Repaying Student Loans

With federal student loans, there are a few options available for repaying the debt. The best option for you depends on the dollar amount of outstanding loans, how much income you have, and how long you plan to pay on the loans:

  • Standard Repayment – this offers a fixed monthly payment over a specific amount of time, up to 10 years.
  • Extended Repayment – depending on eligibility, this repayment option allows more time and lower monthly payments, but higher interest costs.
  • Graduated Repayment – this option starts with a smaller monthly payment and increases every two years until paid in full.
  • Income Contingent Repayment – with this plan the monthly payment is determined annually based on income and allows up to 25 years to be paid in full.
  • Income-based Repayment – this plan adjusts the monthly payment during any period you experience a financial hardship.

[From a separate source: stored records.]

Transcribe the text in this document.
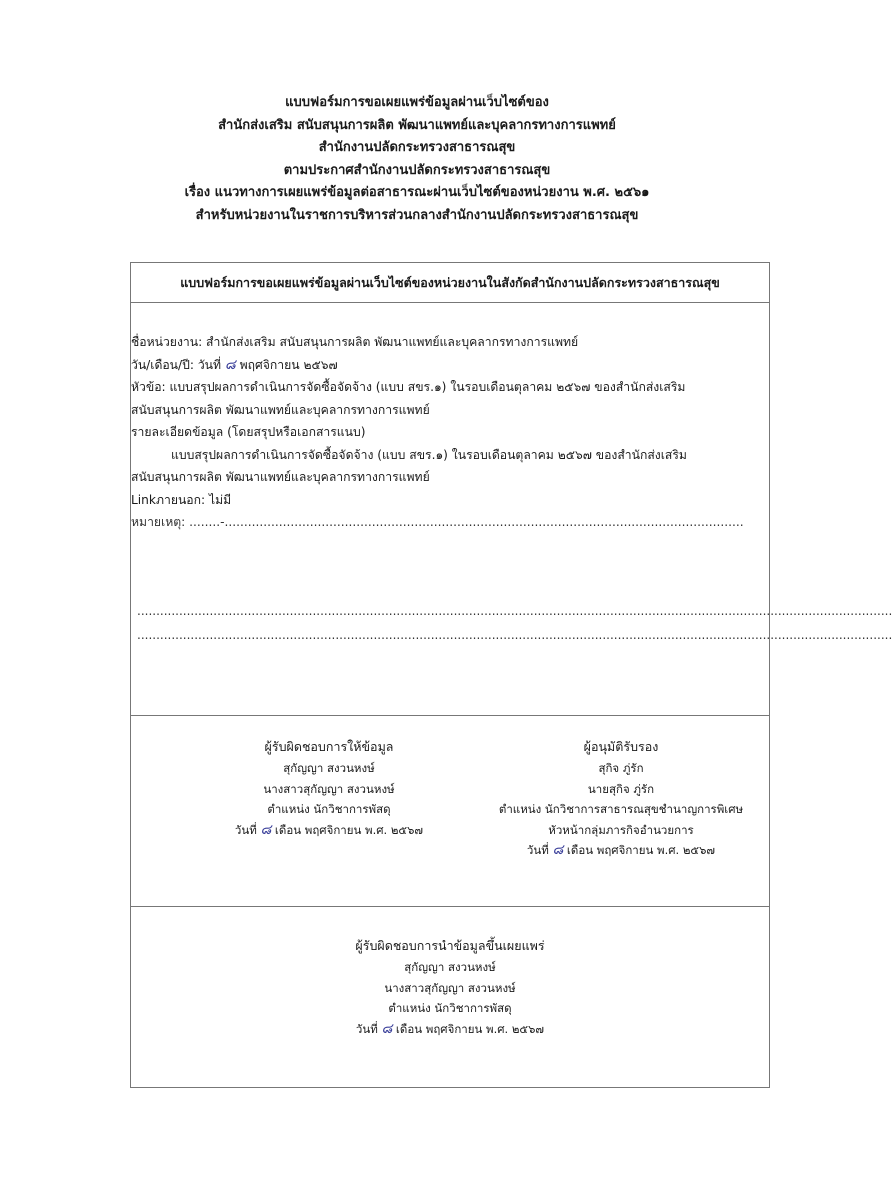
แบบฟอร์มการขอเผยแพร่ข้อมูลผ่านเว็บไซต์ของ
สำนักส่งเสริม สนับสนุนการผลิต พัฒนาแพทย์และบุคลากรทางการแพทย์
สำนักงานปลัดกระทรวงสาธารณสุข
ตามประกาศสำนักงานปลัดกระทรวงสาธารณสุข
เรื่อง แนวทางการเผยแพร่ข้อมูลต่อสาธารณะผ่านเว็บไซต์ของหน่วยงาน พ.ศ. ๒๕๖๑
สำหรับหน่วยงานในราชการบริหารส่วนกลางสำนักงานปลัดกระทรวงสาธารณสุข
แบบฟอร์มการขอเผยแพร่ข้อมูลผ่านเว็บไซต์ของหน่วยงานในสังกัดสำนักงานปลัดกระทรวงสาธารณสุข
ชื่อหน่วยงาน: สำนักส่งเสริม สนับสนุนการผลิต พัฒนาแพทย์และบุคลากรทางการแพทย์
วัน/เดือน/ปี: วันที่ ๘ พฤศจิกายน ๒๕๖๗
หัวข้อ: แบบสรุปผลการดำเนินการจัดซื้อจัดจ้าง (แบบ สขร.๑) ในรอบเดือนตุลาคม ๒๕๖๗ ของสำนักส่งเสริม
สนับสนุนการผลิต พัฒนาแพทย์และบุคลากรทางการแพทย์
รายละเอียดข้อมูล (โดยสรุปหรือเอกสารแนบ)
แบบสรุปผลการดำเนินการจัดซื้อจัดจ้าง (แบบ สขร.๑) ในรอบเดือนตุลาคม ๒๕๖๗ ของสำนักส่งเสริม
สนับสนุนการผลิต พัฒนาแพทย์และบุคลากรทางการแพทย์
Linkภายนอก: ไม่มี
หมายเหตุ: ........-......................................................................................................................................
......................................................................................................................................................................................................
......................................................................................................................................................................................................
ผู้รับผิดชอบการให้ข้อมูล
สุกัญญา สงวนหงษ์
นางสาวสุกัญญา สงวนหงษ์
ตำแหน่ง นักวิชาการพัสดุ
วันที่ ๘ เดือน พฤศจิกายน พ.ศ. ๒๕๖๗
ผู้อนุมัติรับรอง
สุกิจ ภู่รัก
นายสุกิจ ภู่รัก
ตำแหน่ง นักวิชาการสาธารณสุขชำนาญการพิเศษ
หัวหน้ากลุ่มภารกิจอำนวยการ
วันที่ ๘ เดือน พฤศจิกายน พ.ศ. ๒๕๖๗
ผู้รับผิดชอบการนำข้อมูลขึ้นเผยแพร่
สุกัญญา สงวนหงษ์
นางสาวสุกัญญา สงวนหงษ์
ตำแหน่ง นักวิชาการพัสดุ
วันที่ ๘ เดือน พฤศจิกายน พ.ศ. ๒๕๖๗
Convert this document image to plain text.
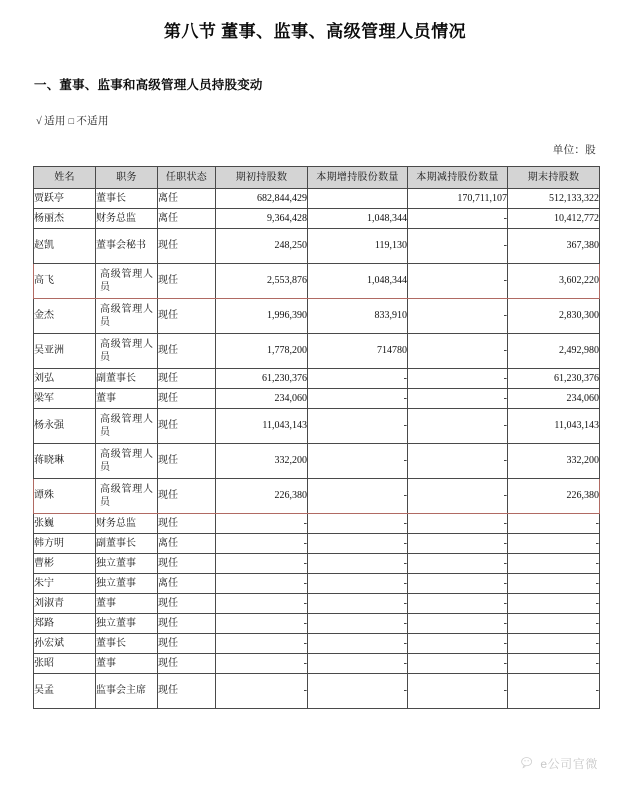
第八节 董事、监事、高级管理人员情况
一、董事、监事和高级管理人员持股变动
√ 适用 □ 不适用
单位：股
姓名	职务	任职状态	期初持股数	本期增持股份数量	本期减持股份数量	期末持股数
贾跃亭	董事长	离任	682,844,429		170,711,107	512,133,322
杨丽杰	财务总监	离任	9,364,428	1,048,344	-	10,412,772
赵凯	董事会秘书	现任	248,250	119,130	-	367,380
高飞	高级管理人员	现任	2,553,876	1,048,344	-	3,602,220
金杰	高级管理人员	现任	1,996,390	833,910	-	2,830,300
吴亚洲	高级管理人员	现任	1,778,200	714780	-	2,492,980
刘弘	副董事长	现任	61,230,376	-	-	61,230,376
梁军	董事	现任	234,060	-	-	234,060
杨永强	高级管理人员	现任	11,043,143	-	-	11,043,143
蒋晓琳	高级管理人员	现任	332,200	-	-	332,200
谭殊	高级管理人员	现任	226,380	-	-	226,380
张巍	财务总监	现任	-	-	-	-
韩方明	副董事长	离任	-	-	-	-
曹彬	独立董事	现任	-	-	-	-
朱宁	独立董事	离任	-	-	-	-
刘淑青	董事	现任	-	-	-	-
郑路	独立董事	现任	-	-	-	-
孙宏斌	董事长	现任	-	-	-	-
张昭	董事	现任	-	-	-	-
吴孟	监事会主席	现任	-	-	-	-
e公司官微
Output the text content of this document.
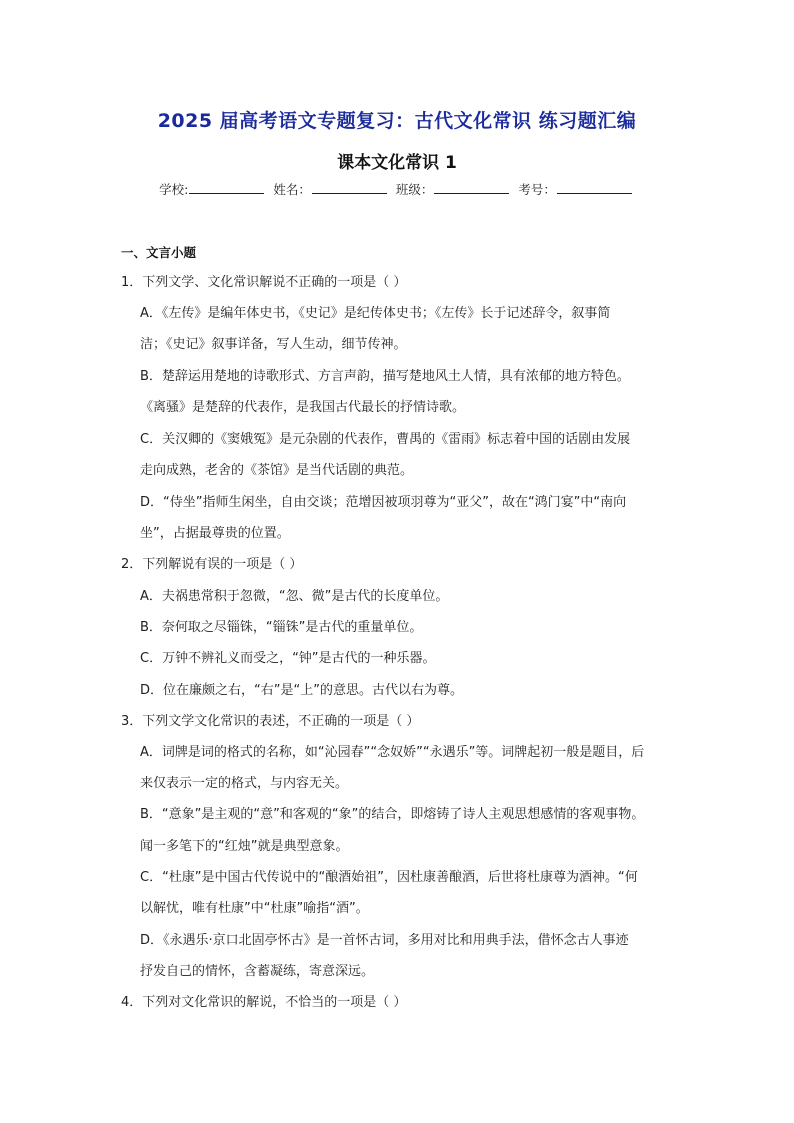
2025 届高考语文专题复习：古代文化常识 练习题汇编
课本文化常识 1
学校:	姓名：	班级：	考号：
一、文言小题
1．下列文学、文化常识解说不正确的一项是（ ）
A．《左传》是编年体史书，《史记》是纪传体史书；《左传》长于记述辞令，叙事简
洁；《史记》叙事详备，写人生动，细节传神。
B．楚辞运用楚地的诗歌形式、方言声韵，描写楚地风土人情，具有浓郁的地方特色。
《离骚》是楚辞的代表作，是我国古代最长的抒情诗歌。
C．关汉卿的《窦娥冤》是元杂剧的代表作，曹禺的《雷雨》标志着中国的话剧由发展
走向成熟，老舍的《茶馆》是当代话剧的典范。
D．“侍坐”指师生闲坐，自由交谈；范增因被项羽尊为“亚父”，故在“鸿门宴”中“南向
坐”，占据最尊贵的位置。
2．下列解说有误的一项是（ ）
A．夫祸患常积于忽微，“忽、微”是古代的长度单位。
B．奈何取之尽锱铢，“锱铢”是古代的重量单位。
C．万钟不辨礼义而受之，“钟”是古代的一种乐器。
D．位在廉颇之右，“右”是“上”的意思。古代以右为尊。
3．下列文学文化常识的表述，不正确的一项是（ ）
A．词牌是词的格式的名称，如“沁园春”“念奴娇”“永遇乐”等。词牌起初一般是题目，后
来仅表示一定的格式，与内容无关。
B．“意象”是主观的“意”和客观的“象”的结合，即熔铸了诗人主观思想感情的客观事物。
闻一多笔下的“红烛”就是典型意象。
C．“杜康”是中国古代传说中的“酿酒始祖”，因杜康善酿酒，后世将杜康尊为酒神。“何
以解忧，唯有杜康”中“杜康”喻指“酒”。
D．《永遇乐·京口北固亭怀古》是一首怀古词，多用对比和用典手法，借怀念古人事迹
抒发自己的情怀，含蓄凝练，寄意深远。
4．下列对文化常识的解说，不恰当的一项是（ ）
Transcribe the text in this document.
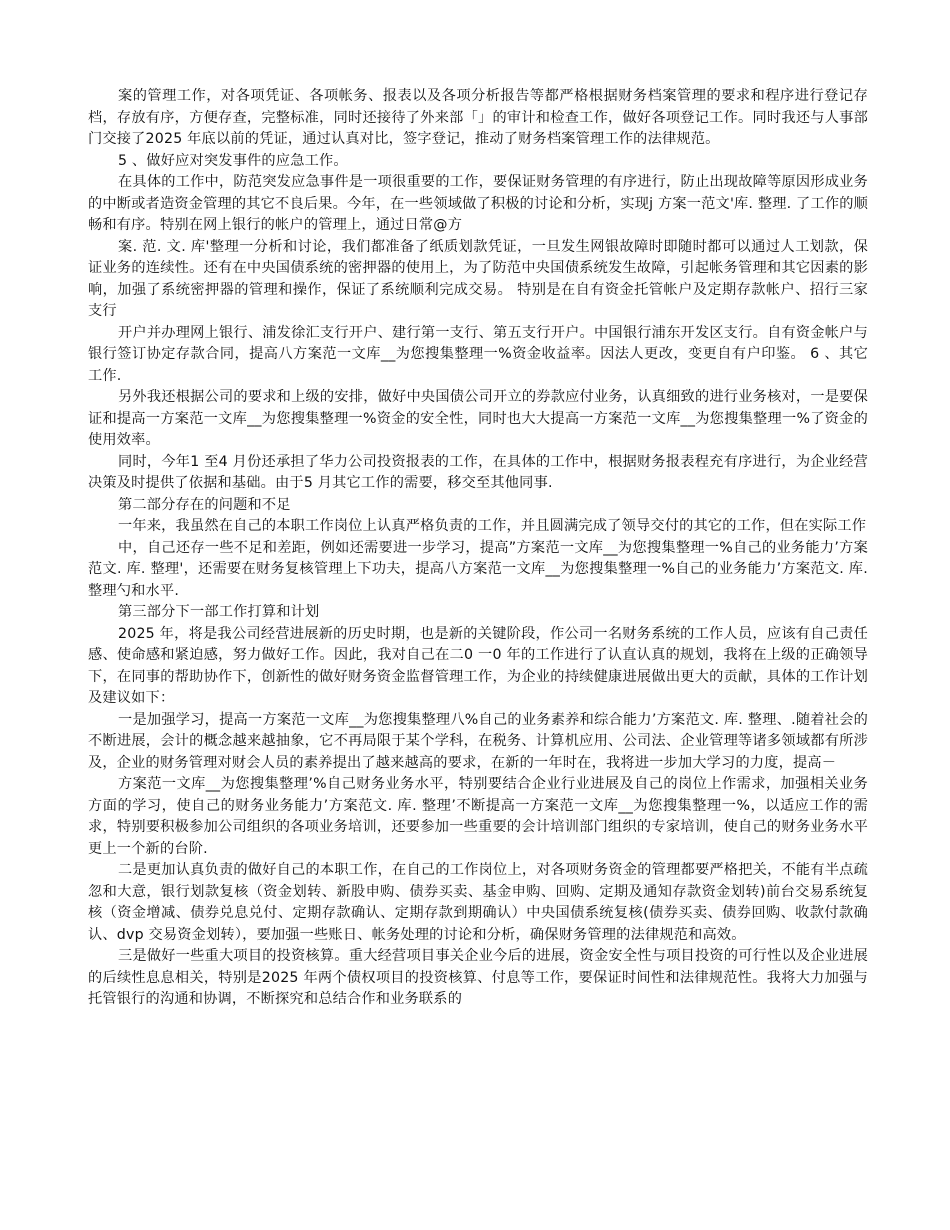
案的管理工作，对各项凭证、各项帐务、报表以及各项分析报告等都严格根据财务档案管理的要求和程序进行登记存档，存放有序，方便存查，完整标准，同时还接待了外来部「」的审计和检查工作，做好各项登记工作。同时我还与人事部门交接了2025 年底以前的凭证，通过认真对比，签字登记，推动了财务档案管理工作的法律规范。

5 、做好应对突发事件的应急工作。

在具体的工作中，防范突发应急事件是一项很重要的工作，要保证财务管理的有序进行，防止出现故障等原因形成业务的中断或者造资金管理的其它不良后果。今年，在一些领域做了积极的讨论和分析，实现j 方案一范文'库. 整理. 了工作的顺畅和有序。特别在网上银行的帐户的管理上，通过日常@方

案. 范. 文. 库'整理一分析和讨论，我们都准备了纸质划款凭证，一旦发生网银故障时即随时都可以通过人工划款，保证业务的连续性。还有在中央国债系统的密押器的使用上，为了防范中央国债系统发生故障，引起帐务管理和其它因素的影响，加强了系统密押器的管理和操作，保证了系统顺利完成交易。 特别是在自有资金托管帐户及定期存款帐户、招行三家支行

开户并办理网上银行、浦发徐汇支行开户、建行第一支行、第五支行开户。中国银行浦东开发区支行。自有资金帐户与银行签订协定存款合同，提高八方案范一文库__为您搜集整理一%资金收益率。因法人更改，变更自有户印鉴。 6 、其它工作.

另外我还根据公司的要求和上级的安排，做好中央国债公司开立的券款应付业务，认真细致的进行业务核对，一是要保证和提高一方案范一文库__为您搜集整理一%资金的安全性，同时也大大提高一方案范一文库__为您搜集整理一%了资金的使用效率。

同时，今年1 至4 月份还承担了华力公司投资报表的工作，在具体的工作中，根据财务报表程充有序进行，为企业经营决策及时提供了依据和基础。由于5 月其它工作的需要，移交至其他同事.

第二部分存在的问题和不足

一年来，我虽然在自己的本职工作岗位上认真严格负责的工作，并且圆满完成了领导交付的其它的工作，但在实际工作

中，自己还存一些不足和差距，例如还需要进一步学习，提高”方案范一文库__为您搜集整理一%自己的业务能力’方案范文. 库. 整理'，还需要在财务复核管理上下功夫，提高八方案范一文库__为您搜集整理一%自己的业务能力’方案范文. 库. 整理勺和水平.

第三部分下一部工作打算和计划

2025 年，将是我公司经营进展新的历史时期，也是新的关键阶段，作公司一名财务系统的工作人员，应该有自己责任感、使命感和紧迫感，努力做好工作。因此，我对自己在二0 一0 年的工作进行了认直认真的规划，我将在上级的正确领导下，在同事的帮助协作下，创新性的做好财务资金监督管理工作，为企业的持续健康进展做出更大的贡献，具体的工作计划及建议如下：

一是加强学习，提高一方案范一文库__为您搜集整理八%自己的业务素养和综合能力’方案范文. 库. 整理、.随着社会的不断进展，会计的概念越来越抽象，它不再局限于某个学科，在税务、计算机应用、公司法、企业管理等诸多领域都有所涉及，企业的财务管理对财会人员的素养提出了越来越高的要求，在新的一年时在，我将进一步加大学习的力度，提高－

方案范一文库__为您搜集整理’%自己财务业务水平，特别要结合企业行业进展及自己的岗位上作需求，加强相关业务方面的学习，使自己的财务业务能力’方案范文. 库. 整理’不断提高一方案范一文库__为您搜集整理一%，以适应工作的需求，特别要积极参加公司组织的各项业务培训，还要参加一些重要的会计培训部门组织的专家培训，使自己的财务业务水平更上一个新的台阶.

二是更加认真负责的做好自己的本职工作，在自己的工作岗位上，对各项财务资金的管理都要严格把关，不能有半点疏忽和大意，银行划款复核（资金划转、新股申购、债券买卖、基金申购、回购、定期及通知存款资金划转)前台交易系统复核（资金增减、债券兑息兑付、定期存款确认、定期存款到期确认）中央国债系统复核(债券买卖、债券回购、收款付款确认、dvp 交易资金划转），要加强一些账日、帐务处理的讨论和分析，确保财务管理的法律规范和高效。

三是做好一些重大项目的投资核算。重大经营项目事关企业今后的进展，资金安全性与项目投资的可行性以及企业进展的后续性息息相关，特别是2025 年两个债权项目的投资核算、付息等工作，要保证时间性和法律规范性。我将大力加强与托管银行的沟通和协调，不断探究和总结合作和业务联系的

Private student loans may have a few of these options, but keep in mind that the requirements for their repayment plans are often less forgiving than the federal student loans. If you have both federal direct loans and private student loans, it is important to communicate with each loan service providers to work out the best repayment plan for your financial situation. This can help avoid credit problems that could potentially harm your chances for lower interest rates, better insurance premiums, or even small business financing.